In about 18 months the new GDPR, the EU’s long-planned data protection regulation, will come into force. This will require a new level of rigour in gaining permission and data management. Brands that do not collect and manage their data according to the new regulations risk losing permission to analyse that data and to communicate digitally with thousands of their customers.
The recent ruling that because ‘valid consent’ had not been granted, WhatsApp and Facebook may not share customer data, is a taste of things to come.
Brands should start planning now to avoid losing their customer data, being cut off from their customers and risk paying a fine of up to 4% of global revenue.
This article explains the main implications, and outlines the four key steps brands should start taking now.
There is no-where to hide
Brands should not assume that being outside the EU protects them. The regulation applies to any data held on EU citizens. So unless you block all EU citizens from accessing your digital space, your data management must comply. The UK has already said that it will comply.
Top-line of the new regulation
Here are the main points and how they will affect marketing.
- Explain very clearly what data you collect and how precisely you will use it.
- This may include tracked, behavioural, attitudinal and demographic data as well as contact details.
- Use simple-to-understand language when requesting permission.
- Include the length of time you propose to keep the data.
- Only use the data for the purposes for which permission was given.
- Explain where you get the data from, including from 3rd
- The user must actively consent. You cannot bury the data permission inside terms and conditions, or use pre-ticked boxes.
- This includes the need to have explicit permission for direct marketing.
- You will need to be able to demonstrate that permission has been granted, and that you are only using it for the purposes for which permission was given.
- You may not keep the data for longer than the period for which permission was given.
- There are further restrictions around collecting and using data from children or when recording data on sexual orientation, ethnicity and health.
- Do not assume that permission needs to be given only once. The user must have ongoing access to manage what data you hold and how it is used.
- You will need to be able to let the customer see what permission they have given at any time (almost certainly without charge).
- They will also have permission to correct any data you hold on them.
- Your customer has the right to be forgotten, so can easily ask you to delete all data relating to them.
- Your customer can ask at any time for their data to be transferred to a different organisation.
- This will make switching to a competitor much easier.
- The data you hold will need to be exportable.
- The relevant authorities will need to be informed of any security breaches within 72 hours.
- Customers must be made aware of any breach that could compromise their privacy
- This may increase the public awareness of the risks of data theft
The main effects of the regulation for brands and customers
Although many brands have been good at opt-ins in the past, this new regulation requires another level of openness.
The GDPR will force brands to work much harder at keeping their customers happy. Those that don’t build a stronger relationship may face social-media-fuelled backlashes that drive high volumes of customers to seek to be forgotten, or to transfer their data to a competitor.
Publicity around the new data regulation and potentially around data breaches will help customers understand the value of their data.

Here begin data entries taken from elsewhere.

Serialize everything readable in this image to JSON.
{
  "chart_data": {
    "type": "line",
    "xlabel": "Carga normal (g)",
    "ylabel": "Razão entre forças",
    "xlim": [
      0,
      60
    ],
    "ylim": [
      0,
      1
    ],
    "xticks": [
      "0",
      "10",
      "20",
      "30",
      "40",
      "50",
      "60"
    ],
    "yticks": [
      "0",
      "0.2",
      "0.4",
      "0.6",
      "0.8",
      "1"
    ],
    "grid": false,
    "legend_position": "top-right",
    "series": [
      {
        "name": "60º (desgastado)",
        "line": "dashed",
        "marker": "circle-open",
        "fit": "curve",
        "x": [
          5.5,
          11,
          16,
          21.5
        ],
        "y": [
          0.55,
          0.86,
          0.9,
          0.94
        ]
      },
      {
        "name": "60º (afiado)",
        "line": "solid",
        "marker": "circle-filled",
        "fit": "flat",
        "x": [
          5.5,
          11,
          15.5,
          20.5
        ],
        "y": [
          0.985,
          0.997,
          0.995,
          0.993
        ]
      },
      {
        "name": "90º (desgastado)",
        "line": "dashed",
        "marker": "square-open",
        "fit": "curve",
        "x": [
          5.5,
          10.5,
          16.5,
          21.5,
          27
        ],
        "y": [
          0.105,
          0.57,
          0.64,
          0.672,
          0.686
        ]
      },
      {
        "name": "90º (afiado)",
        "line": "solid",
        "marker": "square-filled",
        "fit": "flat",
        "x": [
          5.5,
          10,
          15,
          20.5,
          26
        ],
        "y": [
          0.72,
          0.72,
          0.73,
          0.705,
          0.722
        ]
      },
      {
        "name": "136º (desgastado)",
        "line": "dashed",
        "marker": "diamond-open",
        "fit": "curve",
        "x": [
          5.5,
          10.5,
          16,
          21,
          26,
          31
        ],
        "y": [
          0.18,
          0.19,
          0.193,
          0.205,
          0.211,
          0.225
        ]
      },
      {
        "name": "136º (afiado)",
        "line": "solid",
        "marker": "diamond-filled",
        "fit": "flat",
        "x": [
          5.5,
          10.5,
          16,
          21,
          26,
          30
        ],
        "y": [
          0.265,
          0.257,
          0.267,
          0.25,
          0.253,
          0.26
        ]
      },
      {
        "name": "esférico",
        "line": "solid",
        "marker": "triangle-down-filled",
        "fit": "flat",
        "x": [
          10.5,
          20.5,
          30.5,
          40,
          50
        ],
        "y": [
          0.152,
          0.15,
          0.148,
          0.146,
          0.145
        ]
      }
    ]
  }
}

- They may challenge what data is collected, and may demand incentives for their permission or withdraw it altogether.
- Seeking reassurance on the security of their data and interrogating how it is used, may increase the burden on call-centres, IT systems and staff.
What to do about it
- Start learning now how to convince your customers and prospects to give you the permission you need. Remember, without their explicit, current permission, you cannot use their data.
- Consider running research into how they view the relationship and their data
- Run tests to see how customer respond to giving permission
- Keep an open mind and consider plan A and plan B in case customers don’t respond the way you expect
- Build a customer journey to see where you will need to ask for data, and how you anticipate using it
- Talk to your Governance / Compliance team early. It’s much easier to sort any issues and to balance the need for data with the need for compliance if the teams are collaborating from the start.
- Work closely now with the IT team to check that they are putting in place all the technologies to enable compliant data management that matches the requirements of the marketing team. If you are not aligned early, you may face a skills shortage nearer the time.
- Look at your existing data early to see what you hold, where it comes from, and what permission you have for using it. It will be much easier to start gathering evidence of permission if you start before there is a legal requirement
- Customer data will become a brand-defining issue. Consider how your brand will behave in collecting permission and dealing with a more open relationship. This is not about the corporate colours, but about how you behave. Get it right, and you will find that the customer-brand relationship gets stronger. Get it wrong and it can have a lasting effect on your revenue and brand.